The amount of variation in thermal tolerance ascribed to Ssa20.19NUIG and overall tolerance of fish in the present study were both considerably less than in the backcross (BC) families studied previously (Jackson et al., 1998; Danzmann et al., 1999). The genetic background of the different groups might be responsible for a proportion of the difference between thermal tolerance in the BC and outbred families. Given the diverse sources of the BC families and the extremity of divergent selection on them (Ihssen, 1986), QTL segregants from the hybrid male of Jackson et al. (1998) and Danzmann et al. (1999) should have considerably greater mean effect than would be found in unselected populations. UTT variance in the BC families was roughly an order of magnitude greater than in the outbred groups (Perry et al. unpublished). Mean ET in the progeny of the low-line BC dam crossed to the hybrid male (Jackson et al., 1998; Danzmann et al., 1999) was roughly comparable to the outbred half-sibs in this work, suggesting little previous selection for increased thermal tolerance in the commercial strains. Sire and dam effects on UTT in the outbred half sibs also appeared to be considerably stronger than putative SSR-linked QTL, suggesting the greater role of polygenic background than these QTL in across-full sib family comparisons, although Ssa20 19NUIG seemed to be an exception to the above.

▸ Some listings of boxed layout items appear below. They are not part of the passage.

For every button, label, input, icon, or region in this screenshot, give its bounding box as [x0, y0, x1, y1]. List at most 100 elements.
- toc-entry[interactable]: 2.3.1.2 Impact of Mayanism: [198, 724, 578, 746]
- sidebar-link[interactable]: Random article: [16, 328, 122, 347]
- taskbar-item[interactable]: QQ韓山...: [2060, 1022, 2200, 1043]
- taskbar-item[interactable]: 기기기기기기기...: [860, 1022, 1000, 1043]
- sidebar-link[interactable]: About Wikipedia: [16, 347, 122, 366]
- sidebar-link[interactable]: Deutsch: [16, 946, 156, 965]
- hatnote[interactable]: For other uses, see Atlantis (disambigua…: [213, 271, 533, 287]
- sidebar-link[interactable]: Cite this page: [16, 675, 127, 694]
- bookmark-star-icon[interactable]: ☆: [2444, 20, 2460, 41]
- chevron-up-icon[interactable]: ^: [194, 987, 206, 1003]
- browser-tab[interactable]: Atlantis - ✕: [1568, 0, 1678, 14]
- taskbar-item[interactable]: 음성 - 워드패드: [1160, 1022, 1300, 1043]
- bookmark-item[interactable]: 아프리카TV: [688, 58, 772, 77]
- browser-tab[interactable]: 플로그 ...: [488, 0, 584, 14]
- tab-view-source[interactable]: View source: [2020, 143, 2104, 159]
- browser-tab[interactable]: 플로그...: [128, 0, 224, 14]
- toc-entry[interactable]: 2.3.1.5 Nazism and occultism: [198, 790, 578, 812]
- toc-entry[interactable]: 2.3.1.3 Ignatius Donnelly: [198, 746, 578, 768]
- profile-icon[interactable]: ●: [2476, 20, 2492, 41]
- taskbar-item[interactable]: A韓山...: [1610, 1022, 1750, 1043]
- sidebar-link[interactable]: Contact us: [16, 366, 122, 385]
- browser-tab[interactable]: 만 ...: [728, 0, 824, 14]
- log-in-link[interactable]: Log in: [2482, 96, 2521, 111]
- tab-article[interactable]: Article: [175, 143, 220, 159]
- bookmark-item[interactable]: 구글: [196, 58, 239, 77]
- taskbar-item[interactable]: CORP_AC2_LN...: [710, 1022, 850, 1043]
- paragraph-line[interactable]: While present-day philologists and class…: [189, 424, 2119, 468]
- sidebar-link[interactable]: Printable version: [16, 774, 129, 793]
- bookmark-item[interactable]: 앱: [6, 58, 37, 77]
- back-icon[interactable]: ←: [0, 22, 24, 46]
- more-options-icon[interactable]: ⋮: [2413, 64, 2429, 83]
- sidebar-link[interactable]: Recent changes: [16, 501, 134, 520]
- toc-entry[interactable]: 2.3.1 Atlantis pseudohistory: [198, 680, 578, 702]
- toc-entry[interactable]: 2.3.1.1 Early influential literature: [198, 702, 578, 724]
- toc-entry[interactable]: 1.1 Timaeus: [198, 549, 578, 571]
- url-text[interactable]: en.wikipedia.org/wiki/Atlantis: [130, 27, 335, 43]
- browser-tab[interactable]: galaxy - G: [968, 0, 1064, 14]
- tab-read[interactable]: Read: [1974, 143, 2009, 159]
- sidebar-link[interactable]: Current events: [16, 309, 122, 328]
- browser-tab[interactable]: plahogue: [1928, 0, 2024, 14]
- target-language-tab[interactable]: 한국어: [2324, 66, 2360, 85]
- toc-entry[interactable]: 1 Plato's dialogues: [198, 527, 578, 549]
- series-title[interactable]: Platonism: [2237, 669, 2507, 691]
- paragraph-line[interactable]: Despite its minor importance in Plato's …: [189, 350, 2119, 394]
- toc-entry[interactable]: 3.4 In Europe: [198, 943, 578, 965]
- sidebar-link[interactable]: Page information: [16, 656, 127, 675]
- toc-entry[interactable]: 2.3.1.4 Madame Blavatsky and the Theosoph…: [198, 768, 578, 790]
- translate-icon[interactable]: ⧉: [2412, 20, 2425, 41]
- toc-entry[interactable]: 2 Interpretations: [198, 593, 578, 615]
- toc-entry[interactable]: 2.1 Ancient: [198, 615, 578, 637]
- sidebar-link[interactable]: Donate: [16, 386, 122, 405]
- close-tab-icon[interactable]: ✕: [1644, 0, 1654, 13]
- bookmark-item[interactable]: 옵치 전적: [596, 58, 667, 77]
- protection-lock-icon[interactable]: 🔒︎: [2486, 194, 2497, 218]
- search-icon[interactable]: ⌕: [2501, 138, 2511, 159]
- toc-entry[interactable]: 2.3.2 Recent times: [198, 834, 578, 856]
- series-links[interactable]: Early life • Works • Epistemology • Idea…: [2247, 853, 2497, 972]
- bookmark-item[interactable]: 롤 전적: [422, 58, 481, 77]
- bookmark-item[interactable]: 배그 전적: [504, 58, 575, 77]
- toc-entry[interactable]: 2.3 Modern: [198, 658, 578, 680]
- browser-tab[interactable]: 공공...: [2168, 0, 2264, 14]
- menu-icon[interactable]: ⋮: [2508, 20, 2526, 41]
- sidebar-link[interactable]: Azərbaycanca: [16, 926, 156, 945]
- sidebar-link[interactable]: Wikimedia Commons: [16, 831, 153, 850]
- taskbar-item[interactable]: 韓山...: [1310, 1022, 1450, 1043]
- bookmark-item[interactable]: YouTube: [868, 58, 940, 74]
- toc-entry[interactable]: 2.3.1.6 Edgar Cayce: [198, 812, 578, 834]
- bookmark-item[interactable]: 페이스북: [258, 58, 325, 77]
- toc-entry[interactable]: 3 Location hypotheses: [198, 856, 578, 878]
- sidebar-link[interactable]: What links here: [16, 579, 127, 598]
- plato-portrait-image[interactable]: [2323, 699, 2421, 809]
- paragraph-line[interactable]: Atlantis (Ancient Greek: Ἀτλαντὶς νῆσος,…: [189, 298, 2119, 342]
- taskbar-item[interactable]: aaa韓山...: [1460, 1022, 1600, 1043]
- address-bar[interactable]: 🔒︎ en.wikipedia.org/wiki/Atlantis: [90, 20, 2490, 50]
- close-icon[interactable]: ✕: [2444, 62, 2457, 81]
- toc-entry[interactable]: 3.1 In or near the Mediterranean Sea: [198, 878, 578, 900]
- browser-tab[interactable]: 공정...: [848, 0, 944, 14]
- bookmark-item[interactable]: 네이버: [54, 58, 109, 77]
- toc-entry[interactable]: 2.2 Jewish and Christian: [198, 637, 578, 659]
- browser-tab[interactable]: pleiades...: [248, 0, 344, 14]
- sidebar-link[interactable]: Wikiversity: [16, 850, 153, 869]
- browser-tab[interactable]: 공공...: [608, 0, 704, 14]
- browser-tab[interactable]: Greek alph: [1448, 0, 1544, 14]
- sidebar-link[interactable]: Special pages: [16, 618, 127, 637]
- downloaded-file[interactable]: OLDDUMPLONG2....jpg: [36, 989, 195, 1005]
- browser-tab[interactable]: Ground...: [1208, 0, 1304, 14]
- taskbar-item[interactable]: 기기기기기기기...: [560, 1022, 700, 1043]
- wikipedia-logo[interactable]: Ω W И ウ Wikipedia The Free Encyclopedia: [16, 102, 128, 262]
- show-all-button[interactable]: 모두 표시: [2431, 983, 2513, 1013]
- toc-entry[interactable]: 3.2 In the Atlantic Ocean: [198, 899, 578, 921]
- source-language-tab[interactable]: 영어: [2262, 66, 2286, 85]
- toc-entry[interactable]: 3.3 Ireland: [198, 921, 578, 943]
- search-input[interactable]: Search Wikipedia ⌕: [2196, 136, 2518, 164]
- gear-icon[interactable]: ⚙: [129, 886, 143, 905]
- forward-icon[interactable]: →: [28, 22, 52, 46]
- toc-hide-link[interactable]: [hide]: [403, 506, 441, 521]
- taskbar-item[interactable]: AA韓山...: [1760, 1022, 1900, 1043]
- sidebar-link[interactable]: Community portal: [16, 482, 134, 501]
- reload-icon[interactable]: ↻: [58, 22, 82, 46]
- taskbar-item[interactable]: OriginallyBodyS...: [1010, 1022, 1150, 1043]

The fish stress response is common to a number of environmental stressors including various pathogens (Iwama et al., 1998), and the role of stress response candidates such as heat shock proteins (hsp) in transmembrane transport and protein conformation is well known (Morimoto et al., 1994). Improvement in upper thermal tolerance might result in correlated improvement in generalized stress tolerance and/or basal physiological efficiency for a number of traits including upper thermal tolerance. Moreover, the extensive use of sea-cages in salmonid aquaculture may result in the exposure of valuable production cohorts and/or broodstock to diurnal and seasonal environmental fluctuations, in which the direct and indirect consequences of acute thermal stress may be particularly serious due to the reduced oxygen carrying capacity of seawater (Pennell & Barton, 1996). Acute diurnal temperature fluctuation may also have diverse and serious impacts on the physiology of aquatic ectotherms, and may be a major driving force in their evolution (Johnston & Bennett, 1996; Wood & McDonald, 1997). Previous work has identified linkage between the heat shock protein (hsp) gene heat-shock cognate 71 (hsc71) and One14ASC (Sakamoto et al., 2000), a marker associated with UTT in the progeny of the low-line dam in the backcross families of Danzmann et al. (1999). A more complete comprehension of the genetic architecture of thermal tolerance (including those for correlated traits) might result in a clearer understanding of the evolutionary role and commercial significance of these genomic regions in thermal stress fitness and selection on this trait.